L'autopsie des six personnes retrouvées mortes à leur domicile de Pouzauges (Vendée) a confirmé la violence des coups

Les enquêteurs penchent pour la thèse du drame familial. C'est le grand-père maternel qui a fait la découverte macabre dimanche.Le Dr Emmanuel Bécaud, 34 ans, a été retrouvé pendu. Sa femme et leurs enfants (3 à 9 ans) portaient des traces de coups violents à la tête, portés avec une arme "contondante", selon des sources proches de l'enquête.

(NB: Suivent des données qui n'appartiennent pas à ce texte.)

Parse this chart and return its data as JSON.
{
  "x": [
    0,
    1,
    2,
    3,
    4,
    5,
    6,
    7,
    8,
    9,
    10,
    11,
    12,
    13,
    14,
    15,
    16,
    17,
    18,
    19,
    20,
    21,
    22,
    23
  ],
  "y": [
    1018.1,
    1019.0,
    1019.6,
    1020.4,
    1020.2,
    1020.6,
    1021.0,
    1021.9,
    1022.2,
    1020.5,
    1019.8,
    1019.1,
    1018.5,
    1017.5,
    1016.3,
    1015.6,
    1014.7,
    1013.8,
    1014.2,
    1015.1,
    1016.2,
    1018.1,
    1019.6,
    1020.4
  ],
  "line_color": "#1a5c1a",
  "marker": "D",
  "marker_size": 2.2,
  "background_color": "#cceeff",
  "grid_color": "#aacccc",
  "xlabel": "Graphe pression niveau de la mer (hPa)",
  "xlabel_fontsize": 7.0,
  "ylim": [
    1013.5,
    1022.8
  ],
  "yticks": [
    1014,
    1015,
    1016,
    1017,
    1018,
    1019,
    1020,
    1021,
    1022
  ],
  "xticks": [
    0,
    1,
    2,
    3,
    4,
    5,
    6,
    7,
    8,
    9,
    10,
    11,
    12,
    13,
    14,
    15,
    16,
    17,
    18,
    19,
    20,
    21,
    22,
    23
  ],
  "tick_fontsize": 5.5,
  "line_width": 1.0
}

La maison de Pouzauges (Vendée) où s\'est produit le drame
La maison de Pouzauges (Vendée) où s'est produit le drame (France 2)

Les enquêteurs penchent pour la thèse du drame familial. C'est le grand-père maternel qui a fait la découverte macabre dimanche.

Le Dr Emmanuel Bécaud, 34 ans, a été retrouvé pendu. Sa femme et leurs enfants (3 à 9 ans) portaient des traces de coups violents à la tête, portés avec une arme "contondante", selon des sources proches de l'enquête.

La première autopsie réalisée lundi après-midi a confirmé les "violences importantes" que la femme, découverte en tenue de nuit, a subies, avec de "multiples coups de couteau sur le visage, à peu près une douzaine", "une plaie pénétrante au poumon", "une trace de fracture du crâne avec un objet contondant" et "un égorgement assez profond", a précisé Xavier Pavageau, procureur de la République de La Roche-sur-Yon.

Le mari, qui selon l'hypothèse privilégiée du drame familial est à l'origine des cinq autres morts, a été retrouvé pendu dans le salon, portant des vêtements sans aucune tache de sang, avec quelques traces de blessures aux pieds. Aucun vêtement souillé de sang n'a été retrouvé lundi par les enquêteurs au domicile.

"C'était une famille sans histoire, sa femme participait à l'association des parents d'élèves de l'école libre. Ils étaient intégrés", a expliqué le maire de Pouzauges. La famille était installée "depuis une dizaine d'années" à Pouzauges dans cette commune de 5.600 habitants.

Le père de famille, un médecin généraliste qui exerçait dans la commune voisine de Montournais, "était investi dans sa profession de médecin généraliste et avait le souci du devenir de la médecine en zone rurale", a poursuivi l'élu. L'entourage du médecin a évoqué "un professionnel en situation de surmenage, de stress professionnel".

Des anxiolytiques et de la morphine ont aussi été trouvés dans les poches du père et l'armoire à pharmacie. Des analyses toxicologiques doivent être réalisées pour vérifier l'existence de traces de ces médicaments dans le corps des victimes.